Bu rapordaki eksikleri bunun bir ilk deneme olmasına bağlıyorum, ve bundan sonraki raporlarda daha fazla bilgi bulabilmeyi umuyorum.
İlginç veriler
• Üniversite sistemimizde öğrenci-öğretim üyesi oranı 50.8, (öğretim görevlilerini de dahil ettiğimizde) öğrenci-öğretim elemanı oranı ise 34.7. Gelişmiş ülkelerde bu oran 16 civarında.
• Ortalama mezun takip oranı sadece %43 olup, 33 üniversitenin mezun takip sistemi bile bulunmamakta.

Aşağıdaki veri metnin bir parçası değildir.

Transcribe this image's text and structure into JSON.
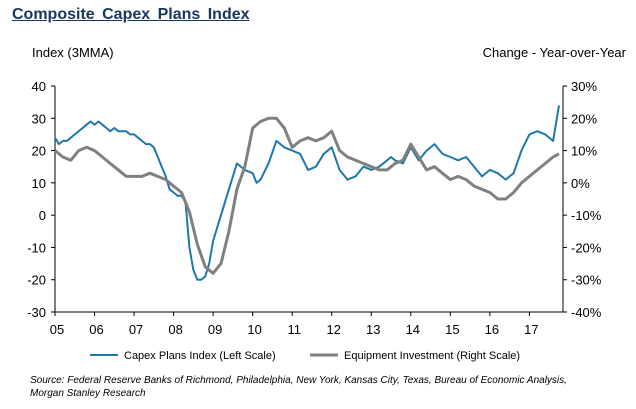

• 111 üniversitenin hiçbir lisans programı akredite değil.
• Öğretim elemanı başına uluslararası endekslere (SCI-Expanded, SSCI, AHCI ve ESCI) giren dergilerde ise 0,314 yayın (3 kişi başına bir yayın) yapılmış.
• Hastanesi olan 42 üniversiteden 34 tanesinin hastanesi zarar ediyor.
• Ar-ge harcamaları bütçenin sadece %4’unu oluşturuyor. 20 üniversite hiç Ar-ge harcaması yapmamış!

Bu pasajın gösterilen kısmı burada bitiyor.